Pfizer and other industry members are joining a push in favor of personalized medicine, a method of treatment which offers many advantages for clinicians and patients. Personalized medicine reduces health care costs, cuts the time it takes to bring drugs to market, and includes the ability to make more informed medical decisions and a higher probability of desired outcomes through better-targeted therapies.
According to Mace L. Rothenberg, M.D., senior vice president of clinical development and medical affairs for the Oncology Business Unit at Pfizer’s Global Research and Development, personalized medicine is well-suited for the treatment of cancer.
“Personalized medicine is a way to get drugs to market quicker and more efficiently, without the need for giant trials, taking in all comers, that have a high risk for failure,” Rothenberg said.
Accelerating Treatment
In the relatively young field of personalized medicine, physicians make the treatment of the disease as individualized as the disease itself, acknowledging that diseases can be as unique as the people who have them. By identifying genetic, genomic, and clinical information, physicians can accurately predict a person’s susceptibility of developing disease, the course of disease, and a patient’s likely response to treatment.
According to Alison Ayers, executive vice president of commercial development for Pfizer, in the future treatments will be personalized depending on which genetic mutations are found inside tumors.
“Oncology drug development typically takes 12 years from the first time a drug is tested in humans to achieving regulatory approvals. The development of personalized medicines should reduce this timeline by a few years,” said Ayers.
More Specific Trials
Typically, the early stages of drug development are spent searching for the tumor type and patient population where the drug works the best, requiring numerous exploratory trials to determine where the new treatment is going to have the greatest impact. Under personalized medicine, by contrast, researchers start with an idea of which patients the drug is most likely to benefit.
“We know what genetic malfunction we are addressing. Therefore, we should be able to cut down the phase I and phase II process because we will start development focusing on patients who have that specific genetic defect or biomarker,” Ayers said.
Although the early development phase time should be reduced, the phase III time may not necessarily be shorter, Ayers explains.
“We may be able in phase III to have fewer patients because we are expecting to show a much more dramatic effect and we won’t need as many patients for statistical significance,” Ayers said. “But if the biomarker is rare, we will need to screen more patients to find ones who will be eligible to go into the trials.”
Even with those limitations, however, Ayers maintains more targeted therapies for patients who have a specific molecular defect could cut years off the development process.
Adapting to FDA Requirements
Personalized medicine still has to go through the same Food and Drug Administration (FDA) safeguards as any other treatment, with comprehensive preclinical and clinical packages of data, a full safety database, and clinical study results in a significant number of patients.
The patients who have the genetic trait for which the personalized medicine is available will likely be the big winners under this new approach. Personalized medicine enables researchers to go right to the likely best treatment for a particular patient.
“For cancer patients, the first treatment offers the best chance of success.

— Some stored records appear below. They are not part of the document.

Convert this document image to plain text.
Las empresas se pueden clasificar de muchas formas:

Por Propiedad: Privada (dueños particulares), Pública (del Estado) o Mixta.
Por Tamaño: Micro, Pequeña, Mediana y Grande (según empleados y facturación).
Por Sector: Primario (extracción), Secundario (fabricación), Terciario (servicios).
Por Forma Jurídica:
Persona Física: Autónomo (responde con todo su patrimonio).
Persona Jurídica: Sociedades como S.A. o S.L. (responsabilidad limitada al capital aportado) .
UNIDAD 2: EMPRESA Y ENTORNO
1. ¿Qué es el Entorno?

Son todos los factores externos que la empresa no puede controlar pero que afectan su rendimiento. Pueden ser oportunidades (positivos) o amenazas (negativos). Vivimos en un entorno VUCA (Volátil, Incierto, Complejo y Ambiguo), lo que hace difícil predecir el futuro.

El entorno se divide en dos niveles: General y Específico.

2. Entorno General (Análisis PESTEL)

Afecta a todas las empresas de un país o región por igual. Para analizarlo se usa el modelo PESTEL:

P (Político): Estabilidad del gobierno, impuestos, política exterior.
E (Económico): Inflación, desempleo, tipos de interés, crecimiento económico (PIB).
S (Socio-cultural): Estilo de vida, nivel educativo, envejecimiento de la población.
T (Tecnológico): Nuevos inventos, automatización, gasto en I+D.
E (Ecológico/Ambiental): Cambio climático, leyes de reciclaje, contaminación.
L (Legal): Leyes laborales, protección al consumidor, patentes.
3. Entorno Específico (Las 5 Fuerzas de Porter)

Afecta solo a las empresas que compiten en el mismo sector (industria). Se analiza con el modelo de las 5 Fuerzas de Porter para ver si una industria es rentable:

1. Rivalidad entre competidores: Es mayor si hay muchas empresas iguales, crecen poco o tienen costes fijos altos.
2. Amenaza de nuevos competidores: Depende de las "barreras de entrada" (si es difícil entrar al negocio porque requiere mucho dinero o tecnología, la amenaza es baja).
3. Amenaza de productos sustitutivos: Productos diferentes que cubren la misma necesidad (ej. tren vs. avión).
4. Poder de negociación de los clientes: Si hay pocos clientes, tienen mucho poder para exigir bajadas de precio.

Personalized medicine allows researchers to identify the drug most likely to help them the first time around and that will have the greatest impact on survival,” said Ayers.
FDA Process an Obstacle
Currently there are only about 12 personalized medicines for cancer, but more are expected soon. One barrier is the FDA’s requirement to test a drug on each different type of cancer to obtain an approved indication.
“Development in each tumor individually may be impossible,” said Ayers. “We will need to have an active dialogue with the FDA to address what is the best approach to get these drugs to the patients who need them.”
Wave of the Future?
Grace-Marie Turner, president of the Galen Institute, notes getting a drug approved by the FDA is extraordinarily expensive and time-consuming. She says personalized medicine offers a solution.
“Personalized medicine is the wave of the future, and there’s no place where it’s more important than cancer care,” says Turner. “Personalized medicine provides the maximum benefit to cancer patients and the minimum of financial loss to drug developers. It’s not only humane but it provides huge benefits in terms of effective treatment and reduction of costs.”
Regarding whether there will be a place for personalized medicine under President Obama’s health care law, Turner expressed concerns regarding the Patient-Centered Outcomes Research Institute, a new agency modeled after Great Britain’s National Institute for Health and Clinical Excellence.
“Public policymakers should be doing everything possible to move personalized medicine forward, instead of setting up barriers,” Turner said. “British ‘clinical excellence’ involves government officials determining whether to allow access to new drugs and treatments for its citizens. But cancer treatment requires more personalized medicine and care than just about any other disease.”
“Will there be a place for personalized medicine and drug development under ObamaCare? It’s much less likely that we’ll have it,” Turner says.
Kenneth Artz ([email protected]) writes from Dallas, Texas.